Dems and the Dark Years
"Another Vietnam" in Iraq? That doesn't seem a winning message.

BY BRENDAN MINITER
Tuesday, August 15, 2006 12:01 a.m. EDT

After Sen. Joe Lieberman lost his Democratic primary to antiwar challenger Ned Lamont, Vice President Dick Cheney held a conference call with reporters to make a simple point: Elections this fall will be a referendum on the war. In stumping for GOP candidates, "I certainly plan to talk about [the war] a lot," Mr. Cheney told reporters. "I expect the president will, too."

If it wasn't already, the war is now the dividing political issue of our time. And it's not just Iraq. Last week brought news of a foiled terror plot that aimed to knock out a group of airliners, and murder thousands, over the North Atlantic. Yesterday brought a cease-fire in Lebanon that almost certainly will not hold. Confronting the realities of these two events will require political solutions that may have moved beyond the capabilities of our two-party system. When one of the two major political parties is no longer willing to fight the protracted, hard-fought military campaign the nation desperately needs to win, whether to wage that war in a serious way will come to define the nation's elections.

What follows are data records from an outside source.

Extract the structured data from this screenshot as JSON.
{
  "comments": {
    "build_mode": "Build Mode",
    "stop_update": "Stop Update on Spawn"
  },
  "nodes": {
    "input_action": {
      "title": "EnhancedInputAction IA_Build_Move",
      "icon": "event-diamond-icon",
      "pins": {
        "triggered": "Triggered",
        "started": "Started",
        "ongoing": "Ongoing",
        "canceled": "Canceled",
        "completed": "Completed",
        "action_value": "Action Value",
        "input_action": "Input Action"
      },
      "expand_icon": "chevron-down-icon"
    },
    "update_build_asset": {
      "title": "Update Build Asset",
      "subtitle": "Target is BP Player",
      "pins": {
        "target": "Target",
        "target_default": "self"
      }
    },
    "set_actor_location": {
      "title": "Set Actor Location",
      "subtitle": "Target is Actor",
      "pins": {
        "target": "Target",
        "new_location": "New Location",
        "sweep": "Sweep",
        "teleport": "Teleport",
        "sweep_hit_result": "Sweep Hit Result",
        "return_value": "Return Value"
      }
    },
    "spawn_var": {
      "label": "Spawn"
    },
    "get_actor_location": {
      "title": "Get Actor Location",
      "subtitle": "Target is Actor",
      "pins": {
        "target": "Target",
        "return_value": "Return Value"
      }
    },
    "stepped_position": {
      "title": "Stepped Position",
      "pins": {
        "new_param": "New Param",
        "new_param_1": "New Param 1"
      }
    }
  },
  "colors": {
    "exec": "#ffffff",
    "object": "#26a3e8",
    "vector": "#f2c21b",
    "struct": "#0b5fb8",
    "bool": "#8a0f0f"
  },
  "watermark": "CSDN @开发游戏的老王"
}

If Republicans have turned a corner in the past week, it's likely because, although wars are often unpopular in America, losing a war is rarely a winner at the ballot box. It is here that the Vietnam experience may prove to be pivotal. After more than a decade of a hard-fought (if often restrained or ill thought out) military campaign, the America withdrew from Vietnam to watch it collapse under communist control. Many Democrats seem untroubled by this history. But few of the nonpartisans alive then or who grew up in the political aftermath of that withdrawal can be happy with the results: insurgent communist forces abroad and economic malaise and a loss of national confidence at home.

The Vietnamese call the two decades that followed the fall of Saigon in 1975 the "Dark Years." That period came to a close only after the fall of the Berlin Wall and the collapse of the Soviet empire, when the regime in Hanoi, though still communist, began to liberalize. The U.S. didn't suffer for nearly as long--Jimmy Carter was a one-term president, after all--but the blow to American confidence was nonetheless severe. It wasn't until the first Gulf War in 1991 that the U.S. was willing to put hundreds of thousands of boots on foreign ground again to wage a large-scale military invasion. And in the years that followed, President Clinton again hesitated to use American troops on foreign soil after 18 soldiers were killed in the streets of Mogadishu. Mr. Clinton did wage war in Kosovo, but only from the skies. And as late as the invasion of Afghanistan in the weeks following the Sept. 11 attacks, serious people were still warning of "another Vietnam" in the far-flung mountains that had once swallowed up Soviet troops.

Withdrawing from Iraq now would usher in a new dark period in the U.S., one in which the nation makes clear it is unwilling to confront emerging threats. Leaving Iraq in chaos would leave the U.S. a hobbled nation that would be unable or unwilling to protect its own national security interests. Foreign policies are built as much on the psychological makeup of a nation as they are on its economic and military prowess. If the U.S. turns tail rather than confronting jihadism and the insurgency in Iraq, would it somehow muster the strength to confront the serious threats posed by a nuclear armed Iran or a missile touting North Korea?



This is about where the American voting public is asked to weigh in and for the past two election cycles, they've tended to side with the War Party. In 2002 Georgia's Sen. Max Cleland, a Democrat with an honorable military record and who lost three limbs in Vietnam, was voted out of office for being too soft on the war on terror. In 2004 John Kerry, another softy who had nonetheless served in Vietnam, lost after being savaged for calling for a "global test" in the use of American military power, waffling on the war in Iraq, and allegedly inflating his service on a Navy swift boat.

Now Rep. Jack Murtha, a Pennsylvania Democrat, former Marine, Vietnam vet and a driving force within his party for withdrawing from Iraq, is being targeted for his antiwar views by a small cadre of political activists. "I will do my best to 'Swift boat' John Murtha," Larry Bailey, a retired Navy captain, said at a news conference recently. It's unlikely that Mr. Murtha, a 32-year-House veteran, will be bounced out of his gerrymandered seat. But judging from the long list of prominent Democrats lining up behind Mr. Lamont, voters will have ample opportunities to make themselves heard on whether they'd like to see a return of the Dark Years.

Mr. Miniter is assistant editor of OpinionJournal.com. His column appears Tuesdays.